Synopsis: A young woman Kate Davis (Chantel Contouri) is kidnapped by a sinister cult and taken to a large stately home. There, surrounded by a group of pallid, ill-looking inmates, she soon realises that her captors are farming blood from the victims to feed a new breed of modern chic vampires, shipping it out across the world in milk cartons. She finds she is the last living descendant of a long line of vampires who desperately want to brainwash her and make her join their clan of blood suckers. Helped by the friendly Doctor Fraser (David Hemmings) she escapes, but not before she has been changed forever. Will she be able to fight her haemophilic urges or will she be turned to the dark side of vampirism?

Producer Anthony. I. Ginanne is a one-man Australian horror factory whose credits include Patrick (1979), Turkey Shoot and Harlequin.(both1980) He claims that he wanted Thirst to be his own version of a Hammer film and he almost got it right. The mix of gothic horror and modern day science is reminiscent of the British studio’s final Dracula effort, The Satanic Rights of Dracula but lacks the stately reverence that the celebrated studio and its stars, Peter Cushing and Christopher Lee, gave its legendary characters.

The international cast includes David Hemmings and Henry Silva.

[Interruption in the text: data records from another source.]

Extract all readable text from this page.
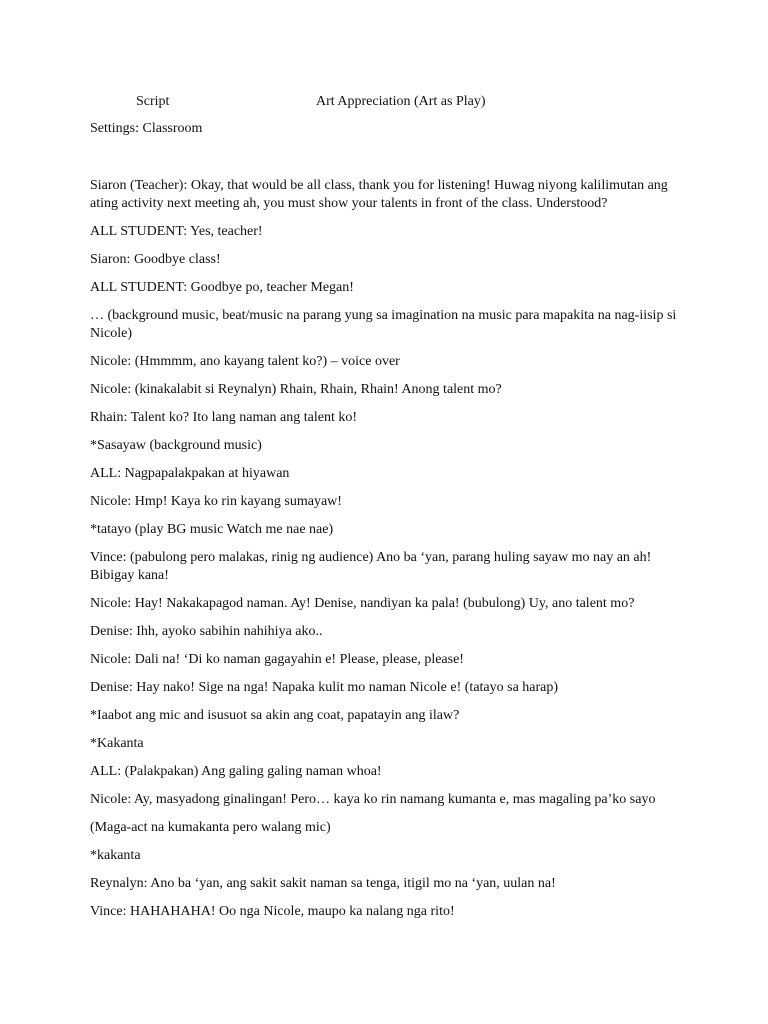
Script	Art Appreciation (Art as Play)
Settings: Classroom

Siaron (Teacher): Okay, that would be all class, thank you for listening! Huwag niyong kalilimutan ang ating activity next meeting ah, you must show your talents in front of the class. Understood?

ALL STUDENT: Yes, teacher!

Siaron: Goodbye class!

ALL STUDENT: Goodbye po, teacher Megan!

… (background music, beat/music na parang yung sa imagination na music para mapakita na nag-iisip si Nicole)

Nicole: (Hmmmm, ano kayang talent ko?) – voice over

Nicole: (kinakalabit si Reynalyn) Rhain, Rhain, Rhain! Anong talent mo?

Rhain: Talent ko? Ito lang naman ang talent ko!

*Sasayaw (background music)

ALL: Nagpapalakpakan at hiyawan

Nicole: Hmp! Kaya ko rin kayang sumayaw!

*tatayo (play BG music Watch me nae nae)

Vince: (pabulong pero malakas, rinig ng audience) Ano ba ‘yan, parang huling sayaw mo nay an ah! Bibigay kana!

Nicole: Hay! Nakakapagod naman. Ay! Denise, nandiyan ka pala! (bubulong) Uy, ano talent mo?

Denise: Ihh, ayoko sabihin nahihiya ako..

Nicole: Dali na! ‘Di ko naman gagayahin e! Please, please, please!

Denise: Hay nako! Sige na nga! Napaka kulit mo naman Nicole e! (tatayo sa harap)

*Iaabot ang mic and isusuot sa akin ang coat, papatayin ang ilaw?

*Kakanta

ALL: (Palakpakan) Ang galing galing naman whoa!

Nicole: Ay, masyadong ginalingan! Pero… kaya ko rin namang kumanta e, mas magaling pa’ko sayo

(Maga-act na kumakanta pero walang mic)

*kakanta

Reynalyn: Ano ba ‘yan, ang sakit sakit naman sa tenga, itigil mo na ‘yan, uulan na!

Vince: HAHAHAHA! Oo nga Nicole, maupo ka nalang nga rito!
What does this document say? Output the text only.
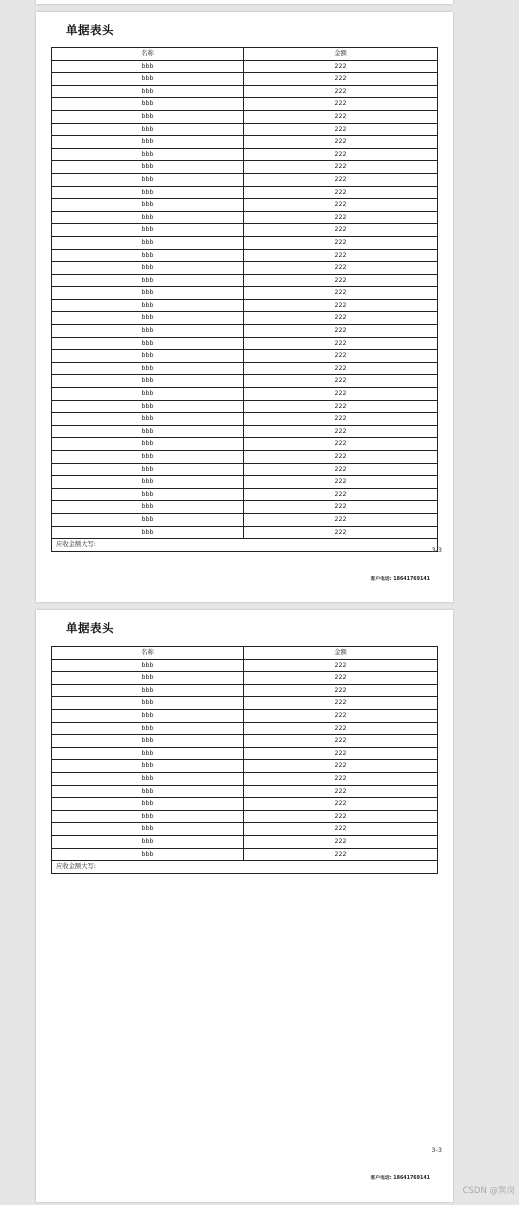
单据表头
名称	金额
bbb	222
bbb	222
bbb	222
bbb	222
bbb	222
bbb	222
bbb	222
bbb	222
bbb	222
bbb	222
bbb	222
bbb	222
bbb	222
bbb	222
bbb	222
bbb	222
bbb	222
bbb	222
bbb	222
bbb	222
bbb	222
bbb	222
bbb	222
bbb	222
bbb	222
bbb	222
bbb	222
bbb	222
bbb	222
bbb	222
bbb	222
bbb	222
bbb	222
bbb	222
bbb	222
bbb	222
bbb	222
bbb	222
应收金额大写:	
3-3
客户电话: 18641769141
单据表头
名称	金额
bbb	222
bbb	222
bbb	222
bbb	222
bbb	222
bbb	222
bbb	222
bbb	222
bbb	222
bbb	222
bbb	222
bbb	222
bbb	222
bbb	222
bbb	222
bbb	222
应收金额大写:	
3-3
客户电话: 18641769141
CSDN @巽岗
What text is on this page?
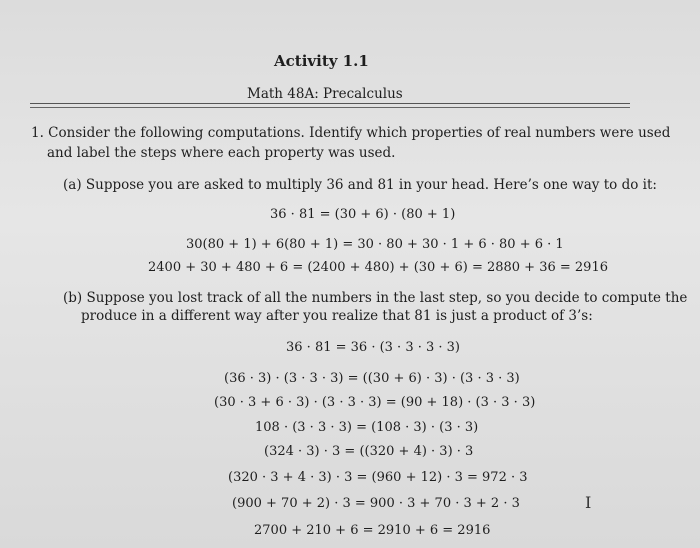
Activity 1.1
Math 48A: Precalculus
1. Consider the following computations. Identify which properties of real numbers were used
and label the steps where each property was used.
(a) Suppose you are asked to multiply 36 and 81 in your head. Here’s one way to do it:
36 · 81 = (30 + 6) · (80 + 1)
30(80 + 1) + 6(80 + 1) = 30 · 80 + 30 · 1 + 6 · 80 + 6 · 1
2400 + 30 + 480 + 6 = (2400 + 480) + (30 + 6) = 2880 + 36 = 2916
(b) Suppose you lost track of all the numbers in the last step, so you decide to compute the
produce in a different way after you realize that 81 is just a product of 3’s:
36 · 81 = 36 · (3 · 3 · 3 · 3)
(36 · 3) · (3 · 3 · 3) = ((30 + 6) · 3) · (3 · 3 · 3)
(30 · 3 + 6 · 3) · (3 · 3 · 3) = (90 + 18) · (3 · 3 · 3)
108 · (3 · 3 · 3) = (108 · 3) · (3 · 3)
(324 · 3) · 3 = ((320 + 4) · 3) · 3
(320 · 3 + 4 · 3) · 3 = (960 + 12) · 3 = 972 · 3
(900 + 70 + 2) · 3 = 900 · 3 + 70 · 3 + 2 · 3
2700 + 210 + 6 = 2910 + 6 = 2916
I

Australian actress Chantel Contouri is attacked, stripped naked and showered in blood, forced to eat exceedingly bloody meat and yet, considering what director Rod Hardy put her through, gives an endearing performance.

Hardy drives the film on at a cracking pace and it has enough Australian nuances, not least of which is Brian May’s score, evocative of his music for Mad Max,(1979) to give it a charm of its own. The blood farms, full of drained victims and vampiric psuedo-scientists so come across as a cheap James Bond set that you half expect a tuxedo-clad agent clutching a crucifix to burst in at any moment. A cheap mix of gore, nudity and 70s thrills, the film is an entertaining take on vampirism that actually manages to benefit from its complete disregard for vampire folklore.